Tired of Counting Calories? Try For 5 A Day For Weight Loss
By now, I’m sure you’ve heard of the 5 A Day campaign. The Center for Disease Control (CDC) recommendation is to have at least two servings of fruit and three of vegetables every day. Here are some good reasons you should focus on including at least 5 servings of fruits and vegetables in your daily diet:
- Fruits and vegetables contain tons of nutrients. Fruits and vegetables are high in vitamin C, folic acid, beta-carotene and potassium to name a few.

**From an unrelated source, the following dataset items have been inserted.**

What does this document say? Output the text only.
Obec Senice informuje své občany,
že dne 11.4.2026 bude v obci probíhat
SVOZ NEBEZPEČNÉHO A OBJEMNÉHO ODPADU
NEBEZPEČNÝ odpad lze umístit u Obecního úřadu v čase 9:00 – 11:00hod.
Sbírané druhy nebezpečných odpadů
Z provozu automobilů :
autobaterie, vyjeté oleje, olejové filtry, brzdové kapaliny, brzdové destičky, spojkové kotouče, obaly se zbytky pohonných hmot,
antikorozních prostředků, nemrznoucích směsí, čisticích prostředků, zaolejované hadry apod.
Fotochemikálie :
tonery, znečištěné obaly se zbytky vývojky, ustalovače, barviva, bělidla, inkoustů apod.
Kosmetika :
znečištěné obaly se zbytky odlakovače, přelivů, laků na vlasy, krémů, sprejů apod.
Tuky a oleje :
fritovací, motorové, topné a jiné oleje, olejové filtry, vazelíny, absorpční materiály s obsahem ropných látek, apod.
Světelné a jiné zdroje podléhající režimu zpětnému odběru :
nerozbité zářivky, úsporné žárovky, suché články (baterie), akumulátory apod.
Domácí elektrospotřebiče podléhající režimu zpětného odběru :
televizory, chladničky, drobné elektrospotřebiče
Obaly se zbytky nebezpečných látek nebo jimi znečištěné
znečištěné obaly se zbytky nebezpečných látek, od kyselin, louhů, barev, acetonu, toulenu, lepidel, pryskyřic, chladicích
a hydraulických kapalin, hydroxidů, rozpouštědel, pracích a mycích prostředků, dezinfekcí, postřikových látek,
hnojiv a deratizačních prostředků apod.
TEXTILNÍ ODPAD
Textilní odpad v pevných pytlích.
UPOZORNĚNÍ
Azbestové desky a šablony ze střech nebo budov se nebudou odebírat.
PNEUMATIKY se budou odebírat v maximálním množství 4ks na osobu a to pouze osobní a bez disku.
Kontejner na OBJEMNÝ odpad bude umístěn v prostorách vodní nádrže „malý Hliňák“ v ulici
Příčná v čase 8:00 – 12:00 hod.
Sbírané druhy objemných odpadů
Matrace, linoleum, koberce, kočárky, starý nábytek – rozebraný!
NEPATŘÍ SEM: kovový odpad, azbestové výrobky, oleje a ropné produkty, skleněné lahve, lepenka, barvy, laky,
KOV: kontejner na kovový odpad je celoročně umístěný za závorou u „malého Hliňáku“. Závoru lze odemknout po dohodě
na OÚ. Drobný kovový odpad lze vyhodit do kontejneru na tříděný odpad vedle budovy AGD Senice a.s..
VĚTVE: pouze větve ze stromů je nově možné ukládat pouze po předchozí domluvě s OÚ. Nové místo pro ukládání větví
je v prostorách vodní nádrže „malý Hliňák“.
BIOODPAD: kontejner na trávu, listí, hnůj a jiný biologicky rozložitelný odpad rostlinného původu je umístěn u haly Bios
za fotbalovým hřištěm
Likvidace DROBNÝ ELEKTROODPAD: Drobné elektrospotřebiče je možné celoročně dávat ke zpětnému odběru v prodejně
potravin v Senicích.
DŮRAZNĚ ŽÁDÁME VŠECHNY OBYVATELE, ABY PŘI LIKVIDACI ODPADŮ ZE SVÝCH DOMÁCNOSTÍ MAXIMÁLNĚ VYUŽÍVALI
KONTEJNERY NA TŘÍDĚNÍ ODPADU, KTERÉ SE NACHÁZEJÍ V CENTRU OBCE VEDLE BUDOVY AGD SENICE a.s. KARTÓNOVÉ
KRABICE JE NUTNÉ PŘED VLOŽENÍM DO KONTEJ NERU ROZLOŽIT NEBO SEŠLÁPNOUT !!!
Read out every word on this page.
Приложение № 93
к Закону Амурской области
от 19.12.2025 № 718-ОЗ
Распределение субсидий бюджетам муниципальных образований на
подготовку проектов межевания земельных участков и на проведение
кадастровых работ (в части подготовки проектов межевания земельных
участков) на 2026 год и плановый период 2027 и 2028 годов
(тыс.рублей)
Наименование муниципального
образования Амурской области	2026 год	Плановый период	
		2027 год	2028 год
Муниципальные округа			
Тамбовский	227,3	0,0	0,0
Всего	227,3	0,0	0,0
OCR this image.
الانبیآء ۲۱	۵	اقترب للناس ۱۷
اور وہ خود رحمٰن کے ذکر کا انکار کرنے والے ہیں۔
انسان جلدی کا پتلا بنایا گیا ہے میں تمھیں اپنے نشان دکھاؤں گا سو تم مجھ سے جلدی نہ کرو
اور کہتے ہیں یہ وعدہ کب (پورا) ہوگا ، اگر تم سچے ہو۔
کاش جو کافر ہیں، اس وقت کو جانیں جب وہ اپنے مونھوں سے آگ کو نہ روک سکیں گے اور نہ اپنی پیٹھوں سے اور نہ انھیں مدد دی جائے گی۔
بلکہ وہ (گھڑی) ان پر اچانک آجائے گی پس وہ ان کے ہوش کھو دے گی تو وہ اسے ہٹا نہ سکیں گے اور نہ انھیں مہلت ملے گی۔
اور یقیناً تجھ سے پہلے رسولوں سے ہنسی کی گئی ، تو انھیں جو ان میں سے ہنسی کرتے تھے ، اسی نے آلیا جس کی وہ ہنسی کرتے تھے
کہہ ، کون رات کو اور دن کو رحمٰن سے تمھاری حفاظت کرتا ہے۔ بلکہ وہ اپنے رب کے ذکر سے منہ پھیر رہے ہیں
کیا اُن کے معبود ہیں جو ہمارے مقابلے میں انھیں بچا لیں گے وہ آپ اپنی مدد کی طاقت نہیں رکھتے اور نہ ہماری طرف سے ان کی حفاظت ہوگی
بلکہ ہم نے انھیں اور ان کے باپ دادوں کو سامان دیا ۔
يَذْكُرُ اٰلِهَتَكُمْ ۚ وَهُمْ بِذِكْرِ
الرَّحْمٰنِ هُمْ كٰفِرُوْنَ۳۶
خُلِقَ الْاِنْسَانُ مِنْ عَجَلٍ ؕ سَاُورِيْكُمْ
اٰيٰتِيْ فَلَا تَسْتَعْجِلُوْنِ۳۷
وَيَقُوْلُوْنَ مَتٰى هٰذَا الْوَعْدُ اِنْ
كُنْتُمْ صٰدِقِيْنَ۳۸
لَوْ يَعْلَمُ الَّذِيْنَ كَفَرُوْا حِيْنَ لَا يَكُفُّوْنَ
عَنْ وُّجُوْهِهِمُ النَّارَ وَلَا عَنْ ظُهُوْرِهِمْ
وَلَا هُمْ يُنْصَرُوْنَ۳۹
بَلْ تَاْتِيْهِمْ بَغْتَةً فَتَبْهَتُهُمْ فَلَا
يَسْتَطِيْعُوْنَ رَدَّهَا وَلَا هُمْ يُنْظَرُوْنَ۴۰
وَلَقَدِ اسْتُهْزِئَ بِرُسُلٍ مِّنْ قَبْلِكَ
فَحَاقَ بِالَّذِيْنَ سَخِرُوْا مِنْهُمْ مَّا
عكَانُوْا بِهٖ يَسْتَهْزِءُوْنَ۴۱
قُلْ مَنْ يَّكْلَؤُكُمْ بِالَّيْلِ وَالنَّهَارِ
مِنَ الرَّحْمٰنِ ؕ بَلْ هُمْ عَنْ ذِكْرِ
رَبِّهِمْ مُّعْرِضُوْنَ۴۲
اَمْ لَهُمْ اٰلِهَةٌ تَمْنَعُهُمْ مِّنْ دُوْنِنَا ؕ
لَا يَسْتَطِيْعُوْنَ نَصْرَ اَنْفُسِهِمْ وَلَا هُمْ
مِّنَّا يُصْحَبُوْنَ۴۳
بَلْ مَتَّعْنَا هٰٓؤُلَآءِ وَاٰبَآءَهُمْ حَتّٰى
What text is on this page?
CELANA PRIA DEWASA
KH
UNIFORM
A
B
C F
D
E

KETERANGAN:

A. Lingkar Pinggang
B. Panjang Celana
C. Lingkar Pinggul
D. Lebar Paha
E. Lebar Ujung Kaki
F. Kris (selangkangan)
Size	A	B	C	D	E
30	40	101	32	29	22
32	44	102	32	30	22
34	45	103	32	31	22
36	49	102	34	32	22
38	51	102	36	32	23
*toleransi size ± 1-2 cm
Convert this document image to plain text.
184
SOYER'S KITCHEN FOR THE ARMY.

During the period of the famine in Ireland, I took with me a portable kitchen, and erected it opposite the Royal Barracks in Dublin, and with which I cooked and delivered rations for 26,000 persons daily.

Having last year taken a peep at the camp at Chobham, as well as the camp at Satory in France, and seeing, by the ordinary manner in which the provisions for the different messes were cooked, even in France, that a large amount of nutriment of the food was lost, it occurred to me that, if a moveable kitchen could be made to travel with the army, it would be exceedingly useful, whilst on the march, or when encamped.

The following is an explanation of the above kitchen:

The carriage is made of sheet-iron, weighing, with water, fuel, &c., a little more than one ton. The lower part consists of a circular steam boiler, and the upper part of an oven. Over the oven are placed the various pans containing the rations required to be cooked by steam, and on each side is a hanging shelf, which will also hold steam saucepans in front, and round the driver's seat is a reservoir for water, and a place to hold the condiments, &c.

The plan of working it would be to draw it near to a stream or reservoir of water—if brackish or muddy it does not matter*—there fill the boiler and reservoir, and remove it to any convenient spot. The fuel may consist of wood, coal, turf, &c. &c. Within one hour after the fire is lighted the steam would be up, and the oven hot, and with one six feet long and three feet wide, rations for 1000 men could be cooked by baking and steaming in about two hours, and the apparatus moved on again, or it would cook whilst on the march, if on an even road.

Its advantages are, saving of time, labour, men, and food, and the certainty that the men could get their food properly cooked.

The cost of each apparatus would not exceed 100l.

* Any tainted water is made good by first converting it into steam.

- Fruits and vegetables are high in water content, thus low in calories.
- Fruits and vegetables are high in fiber (soluble and insoluble). What does that mean? Fiber helps keep you feeling full and maintains bowel regularity.
- They can help stave off chronic diseases including some cancers and heart disease.
- They can be absolutely delicious. Fruits and vegetables can really be satisfying and delectable to the palate either eaten straight from the earth, or prepared with a little culinary artistry.
So, what counts as a serving? One cup of raw, 1/2 cup of cooked, or 1/4 cup of dried fruits or vegetables each typically counts as one serving.
Fitness Tip: Focus on your 5 A Day goal. You will find it harder to fit unhealthy foods into your day when you require yourself to eat your fruits and veggies.